When Dukes County veterans agent Jo Ann Murphy steps onto the pavement in Oak Bluffs on Tuesday morning as a participant in the annual Island Veterans Day parade, she will be thinking about Vineyarders serving in the armed forces and wondering whether she knows them all.

During her many years working in veterans services, Mrs. Murphy said she has never seen such a peculiar time. Due to the Homeland Security Act, the county veterans agent is unable to acquire an official list of Vineyard veterans, active and retired. As a result, she has been forced to rely on families, friends and a few formal notices to piece together her list. She knows it is incomplete, and that frustrates her.

Mrs. Murphy has accumulated numerous pieces of paper in a thick folder. All contain names, all of them from Vineyard families. She puts the number at close to 60. At least three have been injured in the Middle East. Last month, she placed a newspaper advertisement seeking more names of Island veterans.

Throughout the year and with the generous assistance of many Islanders, Mrs. Murphy sends out packages to sailors, soldiers and marines who are on active duty around the globe. It is her way of saying thanks and letting them all know that there are people at home who care. It’s the Vineyard way.

“There are a lot of generous people here on the Island,” she said.

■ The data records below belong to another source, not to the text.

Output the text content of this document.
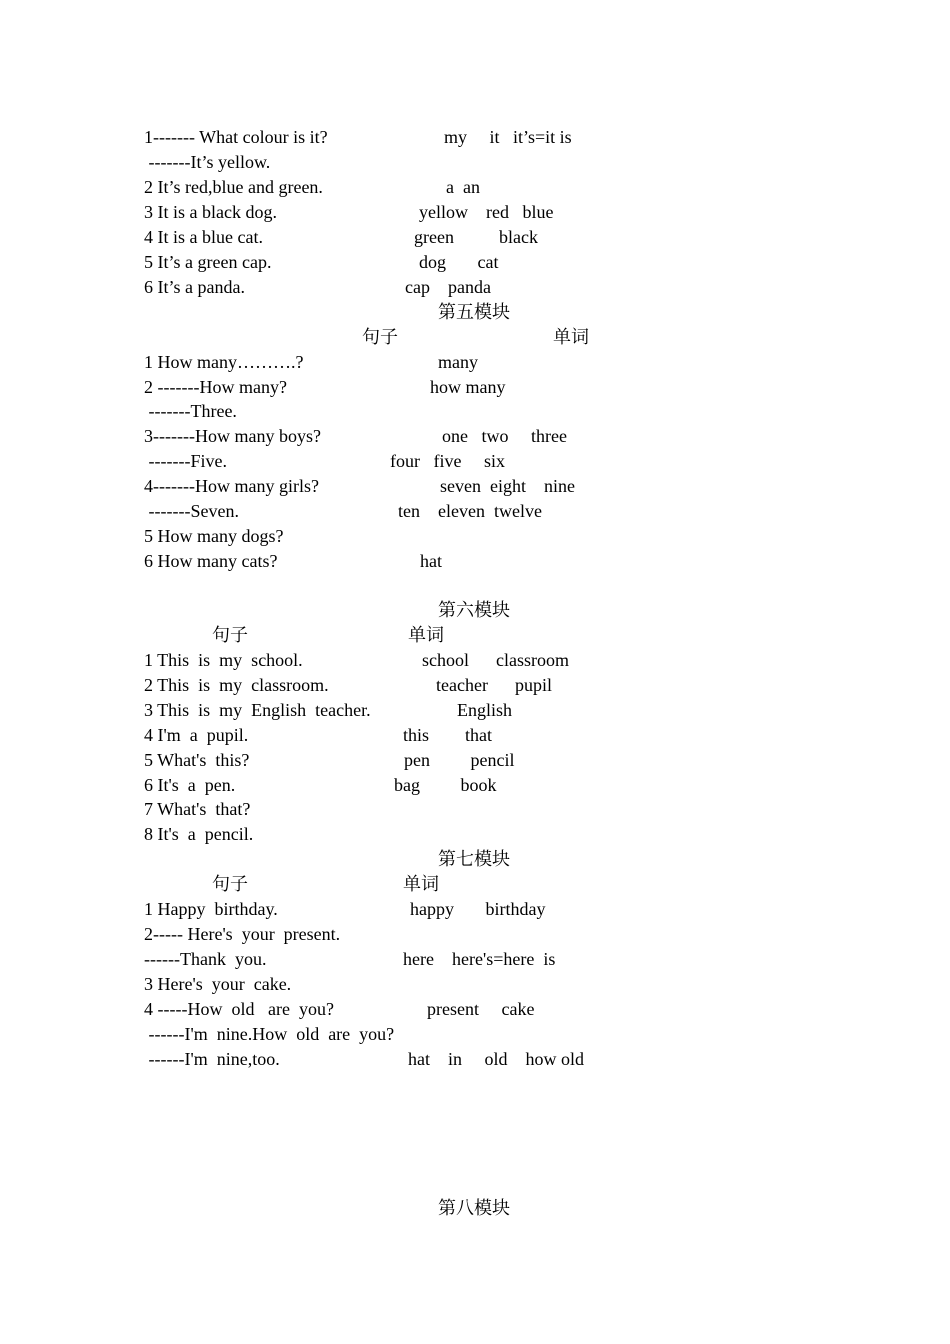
1------- What colour is it?	my     it   it’s=it is
-------It’s yellow.
2 It’s red,blue and green.	a  an
3 It is a black dog.	yellow    red   blue
4 It is a blue cat.	green          black
5 It’s a green cap.	dog       cat
6 It’s a panda.	cap    panda
第五模块
句子	单词
1 How many……….?	many
2 -------How many?	how many
-------Three.
3-------How many boys?	one   two     three
-------Five.	four   five     six
4-------How many girls?	seven  eight    nine
-------Seven.	ten    eleven  twelve
5 How many dogs?
6 How many cats?	hat
第六模块
句子	单词
1 This  is  my  school.	school      classroom
2 This  is  my  classroom.	teacher      pupil
3 This  is  my  English  teacher.	English
4 I'm  a  pupil.	this        that
5 What's  this?	pen         pencil
6 It's  a  pen.	bag         book
7 What's  that?
8 It's  a  pencil.
第七模块
句子	单词
1 Happy  birthday.	happy       birthday
2----- Here's  your  present.
------Thank  you.	here    here's=here  is
3 Here's  your  cake.
4 -----How  old   are  you?	present     cake
------I'm  nine.How  old  are  you?
------I'm  nine,too.	hat    in     old    how old
第八模块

Veterans Day is Tuesday. A small but spirited group of veterans, scouts and others will assemble for a parade that begins at 10:45 a.m. at Our Market in Oak Bluffs. They will march into town, up Lake avenue and through Farland Square to Ocean Park for a simple service in front of a boulder commemorating World War II veterans. Michael A. Halt, the West Tisbury School principal and a lieutenant colonel in the U.S. Marine Corps, will say a few words.

This week, Mrs. Murphy plans to send out a stack of packages that she has been assembling at home. The packages contain goodies from many Island sources. She will send them to servicemen she has on her list. But she worries about the ones who are not on the list.

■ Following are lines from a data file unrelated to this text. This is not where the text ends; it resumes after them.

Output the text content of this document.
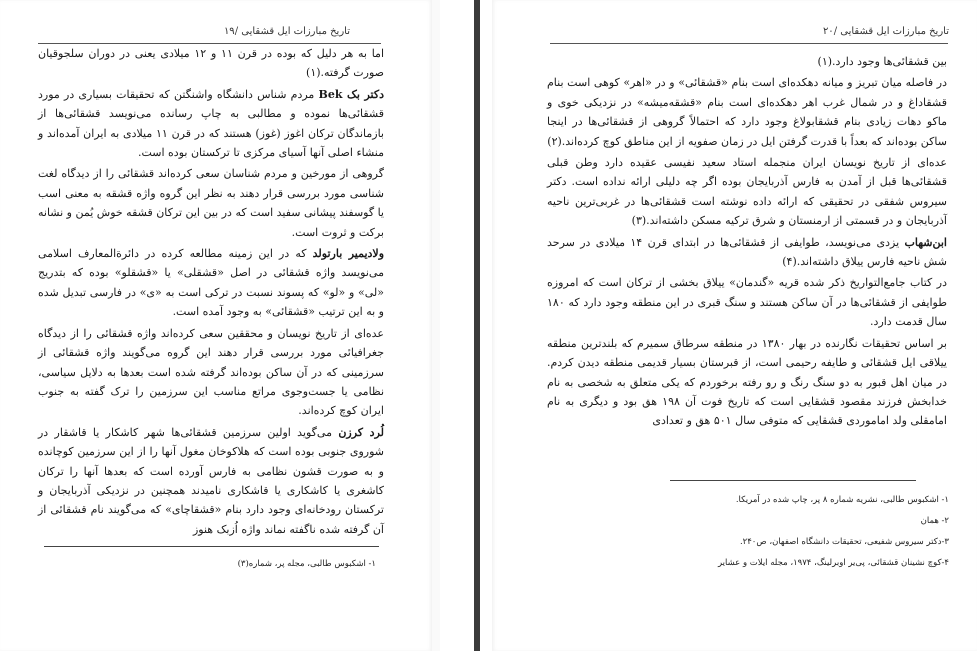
تاریخ مبارزات ایل قشقایی /۱۹

اما به هر دلیل که بوده در قرن ۱۱ و ۱۲ میلادی یعنی در دوران سلجوقیان صورت گرفته.(۱)

دکتر بک Bek مردم شناس دانشگاه واشنگتن که تحقیقات بسیاری در مورد قشقائی‌ها نموده و مطالبی به چاپ رسانده می‌نویسد قشقائی‌ها از بازماندگان ترکان اغوز (غوز) هستند که در قرن ۱۱ میلادی به ایران آمده‌اند و منشاء اصلی آنها آسیای مرکزی تا ترکستان بوده است.

گروهی از مورخین و مردم شناسان سعی کرده‌اند قشقائی را از دیدگاه لغت شناسی مورد بررسی قرار دهند به نظر این گروه واژه قشقه به معنی اسب یا گوسفند پیشانی سفید است که در بین این ترکان قشقه خوش یُمن و نشانه برکت و ثروت است.

ولادیمیر بارتولد که در این زمینه مطالعه کرده در دائرةالمعارف اسلامی می‌نویسد واژه قشقائی در اصل «قشقلی» یا «قشقلو» بوده که بتدریج «لی» و «لو» که پسوند نسبت در ترکی است به «ی» در فارسی تبدیل شده و به این ترتیب «قشقائی» به وجود آمده است.

عده‌ای از تاریخ نویسان و محققین سعی کرده‌اند واژه قشقائی را از دیدگاه جغرافیائی مورد بررسی قرار دهند این گروه می‌گویند واژه قشقائی از سرزمینی که در آن ساکن بوده‌اند گرفته شده است بعدها به دلایل سیاسی، نظامی یا جست‌وجوی مراتع مناسب این سرزمین را ترک گفته به جنوب ایران کوچ کرده‌اند.

لُرد کرزن می‌گوید اولین سرزمین قشقائی‌ها شهر کاشکار یا قاشقار در شوروی جنوبی بوده است که هلاکوخان مغول آنها را از این سرزمین کوچانده و به صورت قشون نظامی به فارس آورده است که بعدها آنها را ترکان کاشغری یا کاشکاری یا قاشکاری نامیدند همچنین در نزدیکی آذربایجان و ترکستان رودخانه‌ای وجود دارد بنام «قشقاچای» که می‌گویند نام قشقائی از آن گرفته شده ناگفته نماند واژه اُزبک هنوز

۱- اشکبوس طالبی، مجله پر، شماره(۳)
تاریخ مبارزات ایل قشقایی /۲۰

بین قشقائی‌ها وجود دارد.(۱)

در فاصله میان تبریز و میانه دهکده‌ای است بنام «قشقائی» و در «اهر» کوهی است بنام قشقاداغ و در شمال غرب اهر دهکده‌ای است بنام «قشقه‌میشه» در نزدیکی خوی و ماکو دهات زیادی بنام قشقابولاغ وجود دارد که احتمالاً گروهی از قشقائی‌ها در اینجا ساکن بوده‌اند که بعداً با قدرت گرفتن ایل در زمان صفویه از این مناطق کوچ کرده‌اند.(۲)

عده‌ای از تاریخ نویسان ایران منجمله استاد سعید نفیسی عقیده دارد وطن قبلی قشقائی‌ها قبل از آمدن به فارس آذربایجان بوده اگر چه دلیلی ارائه نداده است. دکتر سیروس شفقی در تحقیقی که ارائه داده نوشته است قشقائی‌ها در غربی‌ترین ناحیه آذربایجان و در قسمتی از ارمنستان و شرق ترکیه مسکن داشته‌اند.(۳)

ابن‌شهاب یزدی می‌نویسد، طوایفی از قشقائی‌ها در ابتدای قرن ۱۴ میلادی در سرحد شش ناحیه فارس ییلاق داشته‌اند.(۴)

در کتاب جامع‌التواریخ ذکر شده قریه «گندمان» ییلاق بخشی از ترکان است که امروزه طوایفی از قشقائی‌ها در آن ساکن هستند و سنگ قبری در این منطقه وجود دارد که ۱۸۰ سال قدمت دارد.

بر اساس تحقیقات نگارنده در بهار ۱۳۸۰ در منطقه سرطاق سمیرم که بلندترین منطقه ییلاقی ایل قشقائی و طایفه رحیمی است، از قبرستان بسیار قدیمی منطقه دیدن کردم. در میان اهل قبور به دو سنگ رنگ و رو رفته برخوردم که یکی متعلق به شخصی به نام خدابخش فرزند مقصود قشقایی است که تاریخ فوت آن ۱۹۸ هق بود و دیگری به نام امامقلی ولد اماموردی قشقایی که متوفی سال ۵۰۱ هق و تعدادی

۱- اشکبوس طالبی، نشریه شماره ۸ پر، چاپ شده در آمریکا.
۲- همان
۳-دکتر سیروس شفیعی، تحقیقات دانشگاه اصفهان، ص۲۴۰.
۴-کوچ نشینان قشقائی، پی‌یر اوبرلینگ، ۱۹۷۴، مجله ایلات و عشایر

“We have to know who they are, if they need help,” she said. Recently she met with Bob Pacheco at Reliable Market and gave him a wish list of items she wanted to send to soldiers in Iraq. Mr. Pacheco specially ordered what he didn’t have. “We will send potato sticks, spaghetti and meatballs and tuna fish in cans. For some reason they love sardines. We will send boxes of candy. Granola bars. No chocolate. Chocolate melts,” Mrs. Murphy said.

She continued: “Estelle Burnham of Edgartown every once in awhile puts an advertisement in the paper. People send her money. The sheriff’s department has given money. Farm Neck has given money. The Martha’s Vineyard Permanent Endowment has given money. It all helps to pay for the postage and whatever we get.” Barry Nevin of Edgartown is helping with the packaging this week. She is the mother of James Hagerty, currently on active duty.

Mrs. Murphy knows of three Islanders who have been wounded in Iraq and she said at least two have received the Purple Heart. In separate events, Richard Monaco and Michael Berninger were hurt while riding in vehicles. Randy Dull also was injured. “There may be others, but I don’t know about it,” she said. Mostly, Vineyarders have been lucky.

“I lost track after I sent out 1,200 pounds of packages. That was last December,” Mrs. Murphy said.

Her challenge today is making sure she has names. “My understanding is that we have a kid in Afghanistan, Anthony Sullo of Tisbury. But I don’t have his address. He just came back from Iraq in the last year and now he is in Afghanistan. I wish I had his address.

“When I was in Southeast Asia in 1974, I got a letter from my mother every day and a package every week. There was never a customs form to fill out. I have to fill out a customs form for every package I send.

“The American Legion has a Vineyard Gazette with all the names of those who served in World War II, by town. But now we have Homeland Security. You can’t send packages to just any soldier. It is all very different from back then,” she said.